Tenefüs arasında konuşmak için Alec'in sırasına gitmişti. Alec neredeyse ders boyunca uyumuş, hiçbir şeye katılmamıştı.

Onun omzuna hafifçe dokunup dürttü.

"Alec... Alec iyi misin?"

Alec aniden irkilip Magnus'un elini ittiğinde Magnus geriledi.

"Ah ben... üzgünüm. Başka birisi sandım."

Magnus onun karşısına oturup yüzünü inceledi.

"Neden uyuyorsun?"

"Çünkü yorgunum. Cevap yeterince açıklayıcı oldu mu?"

"Bunu görebiliyorum. Gidip yüzünü yıka, ikinci derste uyumanı istemiyorum."

Alec tamam dercesine başını sallayıp ayaklanmıştı.

"Bu arada çıkışta seninle konuşmak istiyorum, sınıfta kal."

"Ne hakkında konuşacağız?"

"Bence bunu az çok biliyorsun."

"Rahat vermeye niyetiniz yok değil mi?"

...

Çıkış zilinin ardından Alec niye yaptığını bilmeden Magnus'u beklemeye başlamıştı. Magnus ise kısa zaman sonra sınıfa girdi ve Alec'i görünce gülümsedi. Gider diye endişe etmişti.

"Gitmemene sevindim." Deyip masaya oturdu Magnus. "Ön sıraya gelsene."

Alec ayaklanıp onun karşısına oturdu. Magnus da o sırada cebinde duran uyuşturucu paketini çıkarmıştı.

"Bu uyuşturucunun ne olduğu hakkında bir fikrin var mı?"

"Hap işte."

"İsmi ne? Eroin mi? Kokoin mi? Esrar mı? Ekstazi mi? Hangisi?"

"Bilmiyorum. Ne boksa işte..."

"Hayatında hiç uyuşturucu kullanmadın değil mi?" Deyince Alec omuz silkmişti. "Jeremy'e kullandığını söylemişsin, geçen sene."

"Ne var bunda?"

"Bunu sen kullanmıyorsun değil mi?"

"Bu konu nereye varacak?"

"Seni az çok tanımışsam eğer bir şeyi yapıyorsan asla inkar etmediğini de anlamış olmam lazım değil mi? Ki bence doğru anlamışım. Ama başkasının yaptığı bir şeyi gizlemek için yalan söyleyebilirsin. Mesela Roy için bunu yaparsın, yanlış mıyım?"
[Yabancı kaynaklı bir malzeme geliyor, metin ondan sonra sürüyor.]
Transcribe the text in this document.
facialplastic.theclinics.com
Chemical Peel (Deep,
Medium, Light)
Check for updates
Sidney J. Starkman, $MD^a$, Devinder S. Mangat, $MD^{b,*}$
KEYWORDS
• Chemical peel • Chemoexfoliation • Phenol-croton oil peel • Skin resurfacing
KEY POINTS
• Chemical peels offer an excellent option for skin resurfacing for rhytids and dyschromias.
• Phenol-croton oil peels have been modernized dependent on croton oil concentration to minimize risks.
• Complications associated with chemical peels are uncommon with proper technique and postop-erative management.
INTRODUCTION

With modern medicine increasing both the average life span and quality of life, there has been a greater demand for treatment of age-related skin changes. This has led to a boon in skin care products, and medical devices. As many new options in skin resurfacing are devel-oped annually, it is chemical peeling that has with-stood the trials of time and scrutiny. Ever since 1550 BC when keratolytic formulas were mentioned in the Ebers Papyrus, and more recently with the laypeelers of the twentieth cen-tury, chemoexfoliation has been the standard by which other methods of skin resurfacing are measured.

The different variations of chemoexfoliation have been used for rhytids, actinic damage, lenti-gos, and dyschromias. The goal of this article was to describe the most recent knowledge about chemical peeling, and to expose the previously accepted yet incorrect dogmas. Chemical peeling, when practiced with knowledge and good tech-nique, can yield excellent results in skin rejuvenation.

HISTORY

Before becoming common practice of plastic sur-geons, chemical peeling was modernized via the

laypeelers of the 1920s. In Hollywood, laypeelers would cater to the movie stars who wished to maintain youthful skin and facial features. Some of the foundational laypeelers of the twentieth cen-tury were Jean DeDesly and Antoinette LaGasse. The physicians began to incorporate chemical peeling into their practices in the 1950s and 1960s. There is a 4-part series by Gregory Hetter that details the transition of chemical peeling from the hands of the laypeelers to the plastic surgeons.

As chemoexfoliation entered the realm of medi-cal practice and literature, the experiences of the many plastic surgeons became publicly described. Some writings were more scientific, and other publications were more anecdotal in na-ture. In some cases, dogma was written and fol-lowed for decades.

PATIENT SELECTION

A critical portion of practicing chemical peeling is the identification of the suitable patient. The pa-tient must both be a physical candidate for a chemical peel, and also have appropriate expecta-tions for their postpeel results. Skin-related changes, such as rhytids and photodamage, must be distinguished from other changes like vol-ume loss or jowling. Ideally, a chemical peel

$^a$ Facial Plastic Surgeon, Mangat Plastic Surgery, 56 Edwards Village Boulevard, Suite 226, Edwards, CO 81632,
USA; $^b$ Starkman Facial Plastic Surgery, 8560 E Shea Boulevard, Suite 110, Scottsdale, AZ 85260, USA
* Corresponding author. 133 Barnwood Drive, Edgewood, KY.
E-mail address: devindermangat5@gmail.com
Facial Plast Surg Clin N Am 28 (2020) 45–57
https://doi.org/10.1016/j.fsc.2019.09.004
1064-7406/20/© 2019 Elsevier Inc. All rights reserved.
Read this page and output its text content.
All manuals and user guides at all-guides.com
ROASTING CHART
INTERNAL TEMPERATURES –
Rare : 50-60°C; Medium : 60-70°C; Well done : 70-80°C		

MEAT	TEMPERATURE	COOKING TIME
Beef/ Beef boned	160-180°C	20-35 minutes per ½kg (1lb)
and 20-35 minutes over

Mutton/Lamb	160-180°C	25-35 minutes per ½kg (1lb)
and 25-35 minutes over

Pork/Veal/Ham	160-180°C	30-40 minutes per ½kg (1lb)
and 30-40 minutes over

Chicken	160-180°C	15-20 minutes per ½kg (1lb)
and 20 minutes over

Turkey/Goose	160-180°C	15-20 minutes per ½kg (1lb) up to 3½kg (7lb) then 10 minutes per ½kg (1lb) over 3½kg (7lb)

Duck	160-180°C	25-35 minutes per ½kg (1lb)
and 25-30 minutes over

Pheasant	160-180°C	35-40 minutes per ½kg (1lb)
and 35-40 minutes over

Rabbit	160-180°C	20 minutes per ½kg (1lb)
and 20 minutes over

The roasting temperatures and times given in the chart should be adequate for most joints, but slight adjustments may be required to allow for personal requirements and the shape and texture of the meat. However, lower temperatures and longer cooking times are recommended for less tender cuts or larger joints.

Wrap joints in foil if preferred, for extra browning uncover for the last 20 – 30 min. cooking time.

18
"Roy'un hiçbir şey kullandığı yok."

"Bana yalan söylemeyi kesecek misin?" Deyip sesini aniden yükseltti Magnus. "Sen bu işi çocuk oyuncağı mı sanıyorsun Alec? Sence tek başına çözebilir misin bu meseleyi? Şu an bunu saklayarak arkadaşını tehlikeye atıyor olabilirsin. Bana anlat, ona yardım edecek birileri bulayım ve yardım edelim."

"Ailesi öğrenirse onu öldürür." Dedi Alec çaresiz bir ses tonuyla. "Her şey sandığınız kadar kolay olmuyor. Onun babası... pisliğin önde gideni. Öğrenirse çok kötü sonuçları olur. Roy kimsenin öğrenmesini istemiyordu. Geçen sene kullanıyordu ama bir şekilde onu durdurmayı başardım ama bu sene... bir şekilde tekrar başlamış. Cebinde bulunca ondan aldım."

"Aldın ve her şey bitti mi yani?"

"Onun ölmesini istemiyorum." Dedi Alec birden. "Geçen söylediğiniz şey yüzünden haftasonu gözüme uyku girmedi. Gidip ona yardım edebilecek her kuruluşu araştırdım ama ona kabul ettiremiyorum. Ailesi öğrensin istemiyor çünkü."

"Eğer kendisi yardımı kabul ederse ona yardımcı olabilirim ama ailesinden gizli bunu yapamam."

"Bunu kabul etmeyecektir." Dedi Alec kafasını sıraya gömerek. "Bunu defalarca kez söyledim zaten."

"O zaman Roy ile ben konuşacağım. Belki... bu çok riskli olacak ama belki ailesi öğrenmeden birileri ile görüşüp yardım almasını sağlayabilirim. Tanıdığım birkaç kuruluş var."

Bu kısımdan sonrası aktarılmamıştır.